Daryl Williams
- Born: 30 September 1964 (age 61) Auckland, New Zealand
- Height: 6 ft 4 in (1.93 m)
- Weight: 201 lb (91 kg)
- School: Waitākere College

Rugby union career
- Position: Lock

Amateur team(s)
- Years: Team / Apps / (Points)
- 1985–1986: Otahuhu
- 1988–1989: Takapuna
- 1996: Feilding

Senior career
- Years: Team / Apps / (Points)
- 1995: US Colomiers

Provincial / State sides
- Years: Team / Apps / (Points)
- 1985–1986: Auckland B / 3 / (0)
- 1988–1989: North Harbour / 12 / (4)
- 1996: Manawatu / 7 / (0)

Super Rugby
- Years: Team / Apps / (Points)
- 1996: Wellington Hurricanes / 2 / (0)

International career
- Years: Team / Apps / (Points)
- 1985: New Zealand Colts / 4 / (0)
- 1987: Maori All Blacks / 1 / (0)
- 1988–1995: Samoa / 5 / (0)

= Daryl Williams (rugby union) =

Daryl Richard Williams (born in Auckland, 30 September 1964) is a New Zealand-born Samoan rugby union player. He played as a lock.

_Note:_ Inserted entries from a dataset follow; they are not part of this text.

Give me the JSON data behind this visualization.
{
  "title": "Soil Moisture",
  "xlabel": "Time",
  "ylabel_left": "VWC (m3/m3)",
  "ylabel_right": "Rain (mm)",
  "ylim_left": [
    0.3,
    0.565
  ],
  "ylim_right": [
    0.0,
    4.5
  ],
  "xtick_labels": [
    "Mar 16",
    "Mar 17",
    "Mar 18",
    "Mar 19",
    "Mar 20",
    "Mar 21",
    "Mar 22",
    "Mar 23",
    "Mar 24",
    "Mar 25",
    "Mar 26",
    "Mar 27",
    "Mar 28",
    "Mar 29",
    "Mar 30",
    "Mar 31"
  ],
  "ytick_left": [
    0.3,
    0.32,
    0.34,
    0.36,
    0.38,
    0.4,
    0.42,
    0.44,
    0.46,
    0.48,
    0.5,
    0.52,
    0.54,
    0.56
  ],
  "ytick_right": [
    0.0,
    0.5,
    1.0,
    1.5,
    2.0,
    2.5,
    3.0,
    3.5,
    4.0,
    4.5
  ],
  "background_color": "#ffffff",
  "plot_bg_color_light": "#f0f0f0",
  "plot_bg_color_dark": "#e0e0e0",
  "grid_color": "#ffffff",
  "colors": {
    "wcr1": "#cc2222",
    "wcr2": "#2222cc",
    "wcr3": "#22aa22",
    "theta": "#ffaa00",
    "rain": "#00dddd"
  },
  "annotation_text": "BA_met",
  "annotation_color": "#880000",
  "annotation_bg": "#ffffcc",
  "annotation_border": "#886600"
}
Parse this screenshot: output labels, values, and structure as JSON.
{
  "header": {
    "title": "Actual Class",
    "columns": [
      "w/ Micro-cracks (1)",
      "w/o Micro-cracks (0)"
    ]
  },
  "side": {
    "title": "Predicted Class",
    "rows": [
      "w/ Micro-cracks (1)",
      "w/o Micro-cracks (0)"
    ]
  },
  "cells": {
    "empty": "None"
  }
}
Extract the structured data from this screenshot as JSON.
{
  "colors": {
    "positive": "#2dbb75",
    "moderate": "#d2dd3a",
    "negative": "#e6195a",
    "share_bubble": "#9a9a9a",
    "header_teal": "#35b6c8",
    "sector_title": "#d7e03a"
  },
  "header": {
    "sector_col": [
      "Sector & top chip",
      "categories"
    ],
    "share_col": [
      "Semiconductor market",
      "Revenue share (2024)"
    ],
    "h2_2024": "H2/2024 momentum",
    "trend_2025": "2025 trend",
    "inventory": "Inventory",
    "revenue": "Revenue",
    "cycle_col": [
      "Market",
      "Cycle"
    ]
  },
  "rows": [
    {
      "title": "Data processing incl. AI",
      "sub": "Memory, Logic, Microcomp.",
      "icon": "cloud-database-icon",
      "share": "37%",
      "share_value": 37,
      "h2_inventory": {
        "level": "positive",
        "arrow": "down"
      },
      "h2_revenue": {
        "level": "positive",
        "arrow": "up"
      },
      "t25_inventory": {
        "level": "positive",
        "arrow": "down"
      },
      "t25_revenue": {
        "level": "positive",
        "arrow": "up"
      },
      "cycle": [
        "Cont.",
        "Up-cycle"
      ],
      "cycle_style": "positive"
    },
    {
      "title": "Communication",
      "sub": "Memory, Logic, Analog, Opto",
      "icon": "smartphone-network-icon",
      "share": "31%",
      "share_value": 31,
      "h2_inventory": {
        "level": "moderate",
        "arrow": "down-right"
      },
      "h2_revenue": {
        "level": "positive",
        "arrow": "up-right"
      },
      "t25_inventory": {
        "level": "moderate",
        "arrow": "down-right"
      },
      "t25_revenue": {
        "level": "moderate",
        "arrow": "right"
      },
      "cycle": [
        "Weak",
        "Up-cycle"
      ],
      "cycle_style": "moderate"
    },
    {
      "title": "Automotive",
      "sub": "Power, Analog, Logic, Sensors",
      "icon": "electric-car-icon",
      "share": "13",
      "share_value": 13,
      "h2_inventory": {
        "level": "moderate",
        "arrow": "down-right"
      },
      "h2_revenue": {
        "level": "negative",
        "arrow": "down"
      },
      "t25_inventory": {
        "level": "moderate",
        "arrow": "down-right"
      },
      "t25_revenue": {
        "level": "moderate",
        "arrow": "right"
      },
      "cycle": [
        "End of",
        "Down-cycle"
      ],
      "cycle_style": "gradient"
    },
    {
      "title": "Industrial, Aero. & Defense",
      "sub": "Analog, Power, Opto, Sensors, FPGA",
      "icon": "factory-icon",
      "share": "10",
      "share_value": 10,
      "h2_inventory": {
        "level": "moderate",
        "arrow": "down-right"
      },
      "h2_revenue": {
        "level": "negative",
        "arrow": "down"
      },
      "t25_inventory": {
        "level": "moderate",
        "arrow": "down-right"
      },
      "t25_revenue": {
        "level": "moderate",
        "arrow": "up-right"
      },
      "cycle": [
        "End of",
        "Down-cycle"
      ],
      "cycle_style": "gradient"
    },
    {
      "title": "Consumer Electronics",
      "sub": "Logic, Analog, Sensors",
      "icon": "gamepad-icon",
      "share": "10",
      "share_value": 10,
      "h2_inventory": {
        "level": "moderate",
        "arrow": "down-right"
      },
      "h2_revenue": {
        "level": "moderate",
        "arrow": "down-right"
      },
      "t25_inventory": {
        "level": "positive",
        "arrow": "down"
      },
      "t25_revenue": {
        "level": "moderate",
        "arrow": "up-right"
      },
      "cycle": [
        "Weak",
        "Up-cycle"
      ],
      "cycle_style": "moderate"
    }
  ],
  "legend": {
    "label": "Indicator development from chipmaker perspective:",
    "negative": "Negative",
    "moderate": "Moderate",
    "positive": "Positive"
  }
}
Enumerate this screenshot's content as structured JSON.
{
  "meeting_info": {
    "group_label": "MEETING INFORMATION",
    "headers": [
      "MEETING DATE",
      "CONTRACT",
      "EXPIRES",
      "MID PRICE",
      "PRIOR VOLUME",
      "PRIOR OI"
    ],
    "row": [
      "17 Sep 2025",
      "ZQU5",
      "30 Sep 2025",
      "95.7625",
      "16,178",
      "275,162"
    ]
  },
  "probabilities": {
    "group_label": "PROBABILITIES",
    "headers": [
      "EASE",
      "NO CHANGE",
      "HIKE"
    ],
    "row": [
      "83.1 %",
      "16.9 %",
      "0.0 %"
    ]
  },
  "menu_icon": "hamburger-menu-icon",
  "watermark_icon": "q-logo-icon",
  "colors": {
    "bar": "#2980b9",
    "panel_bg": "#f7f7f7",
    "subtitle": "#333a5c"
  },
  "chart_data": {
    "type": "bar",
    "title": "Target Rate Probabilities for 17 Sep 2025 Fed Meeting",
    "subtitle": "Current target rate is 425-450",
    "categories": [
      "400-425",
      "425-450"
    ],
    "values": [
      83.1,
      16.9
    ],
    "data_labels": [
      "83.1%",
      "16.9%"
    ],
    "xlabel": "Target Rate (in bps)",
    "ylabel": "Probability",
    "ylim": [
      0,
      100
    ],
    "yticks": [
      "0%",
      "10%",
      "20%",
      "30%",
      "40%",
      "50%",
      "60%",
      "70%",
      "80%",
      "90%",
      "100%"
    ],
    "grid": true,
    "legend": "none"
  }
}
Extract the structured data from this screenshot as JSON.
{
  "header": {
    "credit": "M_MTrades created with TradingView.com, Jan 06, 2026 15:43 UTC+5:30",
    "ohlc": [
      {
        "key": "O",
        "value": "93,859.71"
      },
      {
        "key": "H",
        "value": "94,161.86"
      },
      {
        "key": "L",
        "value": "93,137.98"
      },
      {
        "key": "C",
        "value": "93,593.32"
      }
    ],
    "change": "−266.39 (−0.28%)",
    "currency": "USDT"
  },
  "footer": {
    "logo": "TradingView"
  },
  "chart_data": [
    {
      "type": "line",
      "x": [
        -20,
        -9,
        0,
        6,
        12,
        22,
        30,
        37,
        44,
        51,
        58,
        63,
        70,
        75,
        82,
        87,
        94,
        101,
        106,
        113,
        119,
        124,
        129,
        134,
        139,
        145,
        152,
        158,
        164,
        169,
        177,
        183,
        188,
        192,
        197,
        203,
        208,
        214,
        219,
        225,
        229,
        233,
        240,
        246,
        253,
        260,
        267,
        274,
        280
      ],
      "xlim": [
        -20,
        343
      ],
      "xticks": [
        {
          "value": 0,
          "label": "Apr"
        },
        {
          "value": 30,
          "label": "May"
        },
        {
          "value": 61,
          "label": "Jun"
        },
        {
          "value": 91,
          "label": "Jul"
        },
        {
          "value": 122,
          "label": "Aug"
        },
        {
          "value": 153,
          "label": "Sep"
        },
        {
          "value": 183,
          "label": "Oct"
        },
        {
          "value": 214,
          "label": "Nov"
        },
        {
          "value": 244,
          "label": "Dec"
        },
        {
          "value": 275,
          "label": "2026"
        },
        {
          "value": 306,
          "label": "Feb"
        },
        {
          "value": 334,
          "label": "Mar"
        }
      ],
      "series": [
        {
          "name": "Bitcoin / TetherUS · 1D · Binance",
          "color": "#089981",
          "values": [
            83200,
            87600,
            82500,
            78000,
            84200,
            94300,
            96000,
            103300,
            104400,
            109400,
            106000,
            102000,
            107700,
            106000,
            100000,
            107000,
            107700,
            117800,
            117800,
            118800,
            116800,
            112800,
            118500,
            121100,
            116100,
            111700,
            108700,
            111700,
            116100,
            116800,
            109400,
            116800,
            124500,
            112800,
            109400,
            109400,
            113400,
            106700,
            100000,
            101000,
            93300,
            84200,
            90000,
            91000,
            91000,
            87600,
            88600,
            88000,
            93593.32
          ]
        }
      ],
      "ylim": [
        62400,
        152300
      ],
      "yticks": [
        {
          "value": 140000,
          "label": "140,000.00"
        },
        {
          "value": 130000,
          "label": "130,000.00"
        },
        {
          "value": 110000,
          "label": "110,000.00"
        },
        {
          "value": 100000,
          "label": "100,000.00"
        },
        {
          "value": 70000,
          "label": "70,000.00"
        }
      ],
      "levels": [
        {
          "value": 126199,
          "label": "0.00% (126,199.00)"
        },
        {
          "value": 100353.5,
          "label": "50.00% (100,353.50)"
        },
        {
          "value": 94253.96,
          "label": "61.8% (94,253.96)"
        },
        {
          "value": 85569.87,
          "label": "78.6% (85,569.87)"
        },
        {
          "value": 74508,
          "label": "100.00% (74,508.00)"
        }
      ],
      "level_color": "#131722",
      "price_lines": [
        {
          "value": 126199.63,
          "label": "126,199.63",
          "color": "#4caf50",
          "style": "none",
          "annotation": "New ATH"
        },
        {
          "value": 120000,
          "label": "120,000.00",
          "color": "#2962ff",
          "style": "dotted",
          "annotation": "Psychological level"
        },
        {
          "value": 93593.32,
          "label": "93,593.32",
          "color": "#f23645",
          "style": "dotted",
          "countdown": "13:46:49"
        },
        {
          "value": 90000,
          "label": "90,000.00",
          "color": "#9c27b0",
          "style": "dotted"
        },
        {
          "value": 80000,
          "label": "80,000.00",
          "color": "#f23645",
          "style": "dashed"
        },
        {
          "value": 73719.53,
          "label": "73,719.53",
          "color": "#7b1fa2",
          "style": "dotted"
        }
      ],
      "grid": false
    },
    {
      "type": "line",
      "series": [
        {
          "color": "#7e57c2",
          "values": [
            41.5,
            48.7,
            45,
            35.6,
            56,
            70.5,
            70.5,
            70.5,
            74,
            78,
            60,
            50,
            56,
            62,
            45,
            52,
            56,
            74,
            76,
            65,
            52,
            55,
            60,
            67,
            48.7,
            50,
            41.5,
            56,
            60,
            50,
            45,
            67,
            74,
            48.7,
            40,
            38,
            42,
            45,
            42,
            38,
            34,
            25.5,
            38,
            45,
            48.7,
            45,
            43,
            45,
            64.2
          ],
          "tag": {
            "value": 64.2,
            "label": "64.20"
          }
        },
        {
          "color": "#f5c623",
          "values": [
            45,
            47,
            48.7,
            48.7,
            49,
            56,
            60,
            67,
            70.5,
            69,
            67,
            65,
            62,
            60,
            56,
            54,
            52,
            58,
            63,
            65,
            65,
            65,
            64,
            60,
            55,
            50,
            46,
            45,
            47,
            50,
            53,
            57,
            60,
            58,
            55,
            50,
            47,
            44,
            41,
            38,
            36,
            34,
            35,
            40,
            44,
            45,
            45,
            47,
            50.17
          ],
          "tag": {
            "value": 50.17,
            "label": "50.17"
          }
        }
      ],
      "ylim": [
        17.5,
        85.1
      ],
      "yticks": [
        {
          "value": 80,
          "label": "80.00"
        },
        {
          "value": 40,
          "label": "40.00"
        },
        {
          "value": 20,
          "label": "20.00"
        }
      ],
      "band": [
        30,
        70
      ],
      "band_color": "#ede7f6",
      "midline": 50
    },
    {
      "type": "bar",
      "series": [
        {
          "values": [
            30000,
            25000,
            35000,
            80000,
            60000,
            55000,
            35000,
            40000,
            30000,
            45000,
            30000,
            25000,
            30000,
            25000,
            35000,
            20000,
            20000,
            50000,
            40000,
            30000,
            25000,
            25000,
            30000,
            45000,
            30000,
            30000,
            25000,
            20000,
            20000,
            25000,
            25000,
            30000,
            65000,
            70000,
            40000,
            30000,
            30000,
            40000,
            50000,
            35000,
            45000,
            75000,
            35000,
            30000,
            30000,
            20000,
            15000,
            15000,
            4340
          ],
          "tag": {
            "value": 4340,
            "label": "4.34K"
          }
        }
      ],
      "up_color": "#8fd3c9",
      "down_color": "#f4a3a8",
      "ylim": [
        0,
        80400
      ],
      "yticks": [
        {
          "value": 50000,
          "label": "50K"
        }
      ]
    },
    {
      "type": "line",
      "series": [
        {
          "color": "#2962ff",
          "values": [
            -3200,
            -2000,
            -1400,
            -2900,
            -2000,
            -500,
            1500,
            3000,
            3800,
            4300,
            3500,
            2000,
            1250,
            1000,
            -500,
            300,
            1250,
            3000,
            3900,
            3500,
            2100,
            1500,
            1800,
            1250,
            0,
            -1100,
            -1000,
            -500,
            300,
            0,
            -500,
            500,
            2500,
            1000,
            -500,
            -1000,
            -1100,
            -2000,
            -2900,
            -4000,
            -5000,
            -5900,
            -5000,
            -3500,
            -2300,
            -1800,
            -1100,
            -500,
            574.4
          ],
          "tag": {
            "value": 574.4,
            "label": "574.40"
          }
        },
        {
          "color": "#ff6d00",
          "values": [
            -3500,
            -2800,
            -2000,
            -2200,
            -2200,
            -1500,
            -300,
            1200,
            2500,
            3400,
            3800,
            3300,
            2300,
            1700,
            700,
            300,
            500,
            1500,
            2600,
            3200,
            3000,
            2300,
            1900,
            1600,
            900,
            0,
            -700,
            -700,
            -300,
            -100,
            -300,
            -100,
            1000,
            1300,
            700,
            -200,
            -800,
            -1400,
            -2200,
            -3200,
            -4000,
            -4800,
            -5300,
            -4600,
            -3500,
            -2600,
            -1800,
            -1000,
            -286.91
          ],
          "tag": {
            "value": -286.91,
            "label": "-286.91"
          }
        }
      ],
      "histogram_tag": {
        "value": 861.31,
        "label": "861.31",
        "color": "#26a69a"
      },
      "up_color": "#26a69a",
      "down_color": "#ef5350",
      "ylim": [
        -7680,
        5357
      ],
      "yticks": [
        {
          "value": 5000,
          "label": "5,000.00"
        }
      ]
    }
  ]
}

He attended High School at Waitākere College.

==Career==

Williams was selected in the New Zealand Maori side, but did not play as he was subsequently found to be ineligible. He was also a New Zealand Colts trialist in 1985.

His first international cap was against Ireland, at Lansdowne Road, on 29 October 1989. Although not being part of the 1991 Rugby World Cup roster, he played in the 1995 Rugby World Cup, playing two matches.

After returning to New Zealand from a playing career in France he was a Hurricanes injury replacement player at the end of the 1996 season, he played the final two matches against the Chiefs and the Waratahs.

He played for the Feilding club and played seven matches for Manawatu in 1996.